Quis o acaso que eu própria fosse colocada como professora em Caldas da Rainha em 1981, quando a Leonor já se encontrava casada com o caldense António Salvo, com quem veio a ter duas filhas, a mais velha acabada de nascer quando justamente chegava eu às Caldas. Foi um reencontro feliz e a oportunidade de travar conhecimento com o marido, em Amizade com o tempo logo redobrada. Com eles descobri muita gente da cidade, frequentei lugares como o bar do Senhor Tavares em Óbidos, tive oportunidade de dar guarida ao Zeca Afonso, que impedia o Salvo de fumar na própria casa, instalei-me na Foz do Arelho, numa casa alugada para passarmos os fins-de-semana e que eles continuariam a manter pelos anos fora, viajámos juntos.
Como a maior parte das pessoas da nossa geração, partilhámos ideais, partlhámos alegrias e partilhámos tristezas.  Reunimo-nos frequentemente, em almoços e jantares animados, alguns deles fora do país, nomeadamente em Paris, onde eu me instalara e onde vivia também outro amigo das Caldas da Rainha, o João Calheiros Viegas, que acabara por ser meu amigo também.
Ao longo de todos estes anos, pude admirar as qualidades humanas da Leonor e a sua grande competência como médica. Irmã de médico, muitas vezes recorri a ela, pois tinha ganho uma prática clínica extraordinária, no contacto permanente com os doentes, que muito se empenhava em tratar e ajudar em tudo o que estivesse ao seu alcance. Incansável, pergunto-me quantas e quantas pessoas não terá atendido, aconselhado, medicamentado, ajudado, deixando, indubitavelmente, um enorme vazio e uma grande saudade aos seus pacientes, colegas de trabalho e todos quantos com ela colaboraram, de modo a dar o melhor serviço de saúde à cidade e aos seus habitantes.

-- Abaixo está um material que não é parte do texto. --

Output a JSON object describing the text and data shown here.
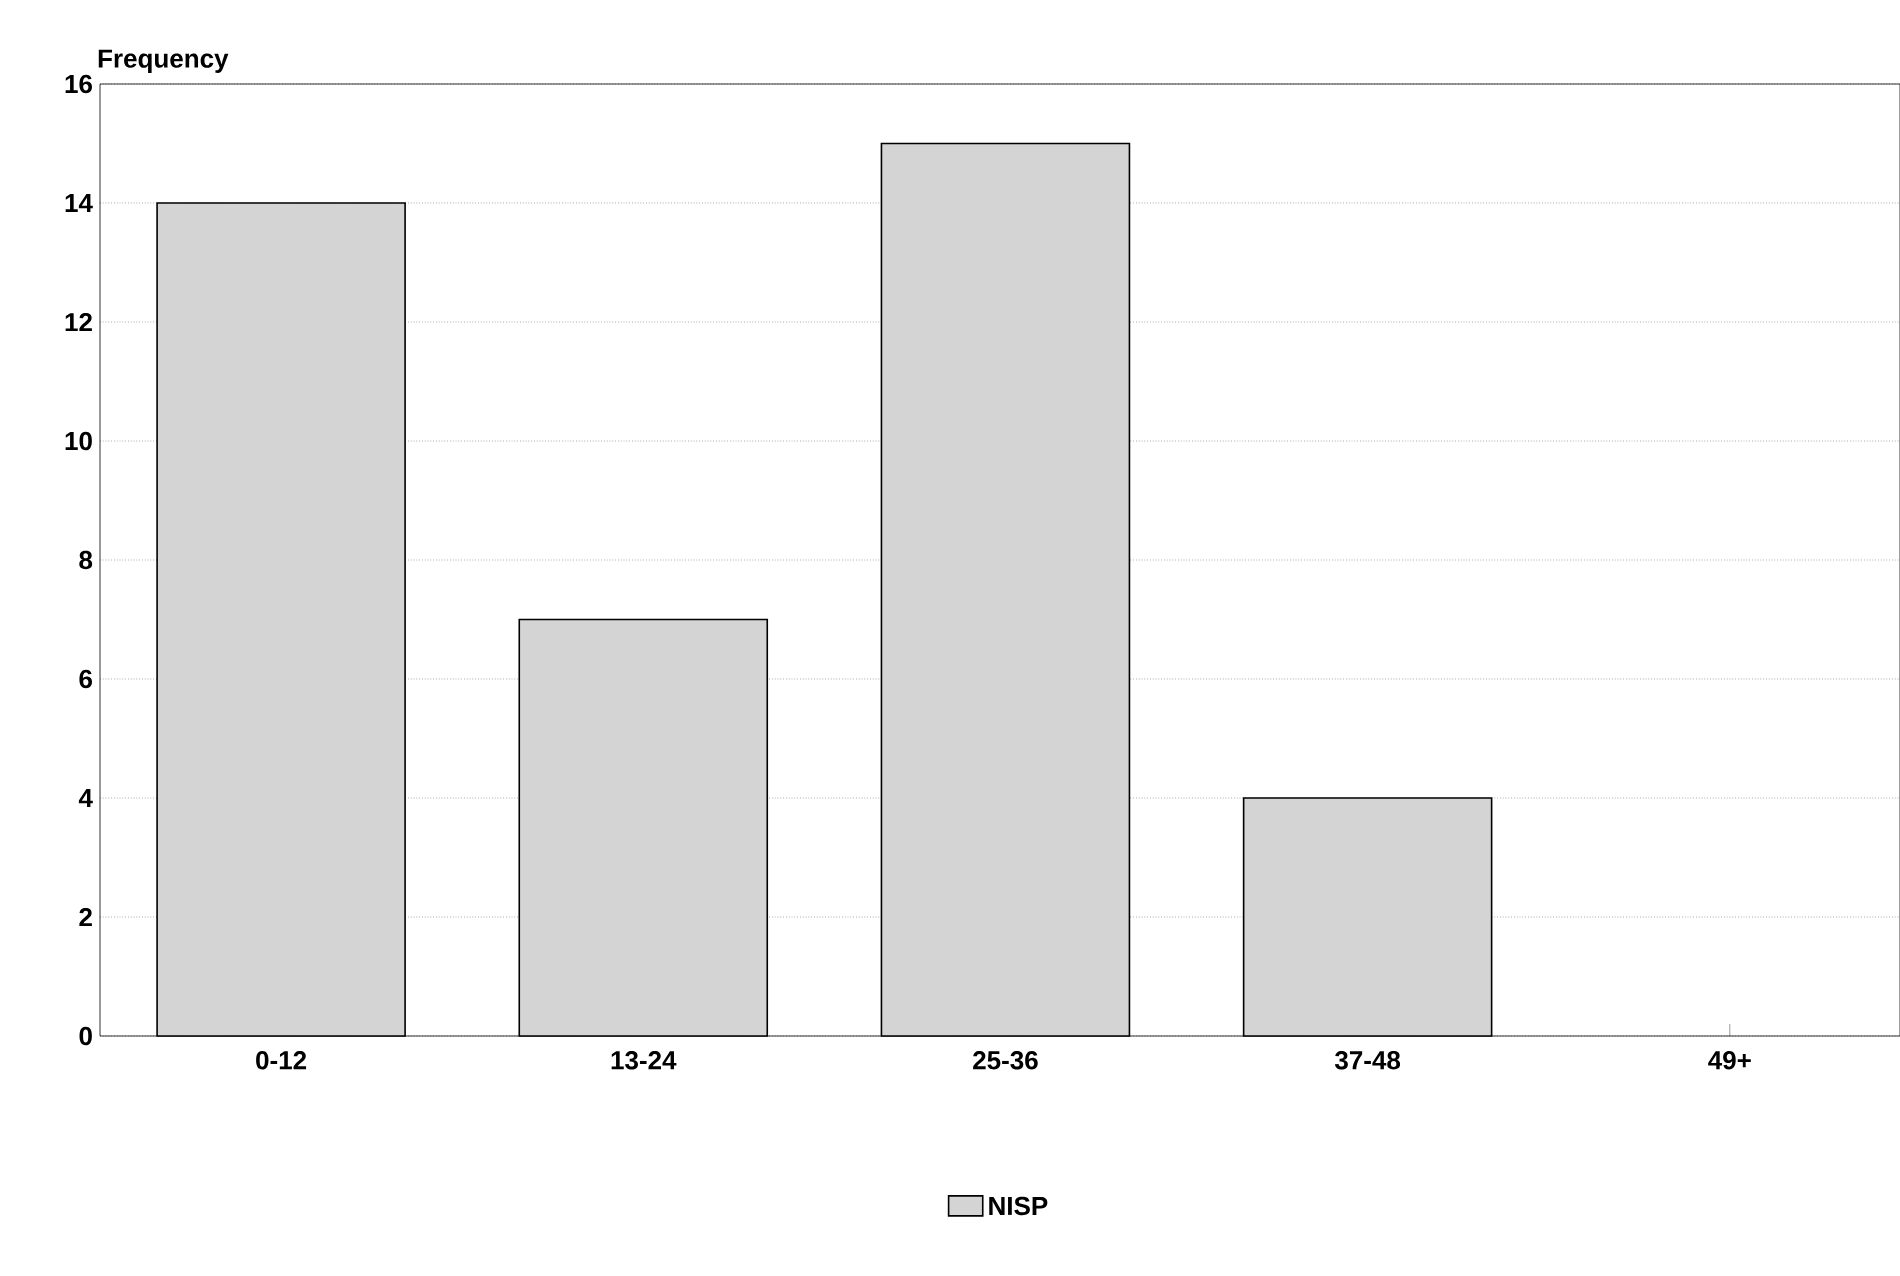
{
  "chart_data": {
    "type": "bar",
    "ylabel": "Frequency",
    "categories": [
      "0-12",
      "13-24",
      "25-36",
      "37-48",
      "49+"
    ],
    "series": [
      {
        "name": "NISP",
        "color": "#d4d4d4",
        "values": [
          14,
          7,
          15,
          4,
          0
        ]
      }
    ],
    "ylim": [
      0,
      16
    ],
    "yticks": [
      0,
      2,
      4,
      6,
      8,
      10,
      12,
      14,
      16
    ],
    "grid": "y",
    "legend": "bottom"
  }
}
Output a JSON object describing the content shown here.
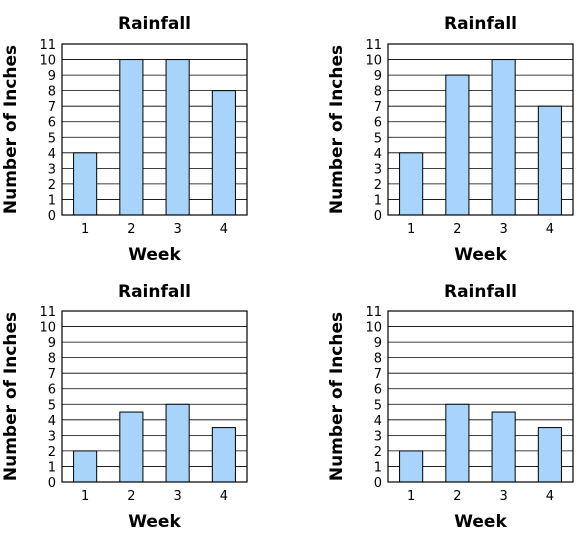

Foi, para mim, uma grande surpresa quando um dia, indo visitá-la, descobri que pintava.  Nao levava muito a sério esta actividade (« até pareço pintora », disse-me, com ironia, numa das suas últimas mensagens, comentando a imagem que eu lhe enviara de um quadrinho que me oferecera), mas devo confessar que fiquei muito surpreendida com o sentido da cor e a luz que inundava os seus quadros. Pintou ainda bastantes e é uma pintura inesperada, com gradações e tons surpreendentes, e um sentido da composição que só podia vir de uma grande sensibilidade interior, assim revelada.
Que a Leonor tinha um grande sentido estético, que vinha associar-se à sua ética de vida, sabia-o já eu, na maneira como organizava e decorava as sucessivas casas em que habitou, sempre com gosto e imaginação ; e como dispunha bibelots e tantas outras coisas que vinham sempre enriquecer mais a casa, ou de testemunhos da casa dos pais em Moscavide, ou de recordações ainda mais antigas, dos avós, ou de viagens, ou de ofertas dos amigos, ou de cerâmicas, de que tanto gostava.
De tudo isto, eu, como tantos e tantos outros amigos, guardo imagens, guardo uma voz amiga, guardo conselhos, guardo estas flores rosas diluídas numa paisagem de verdes, que é a do quadrinho que me ofereceu, explicando-me que são as flores, e as folhas, e as sementes do café, estas em tons de laranja, e de amarelos e de dourados. Cores diáfanas, luz que irradia, na presença/ausência, da memória.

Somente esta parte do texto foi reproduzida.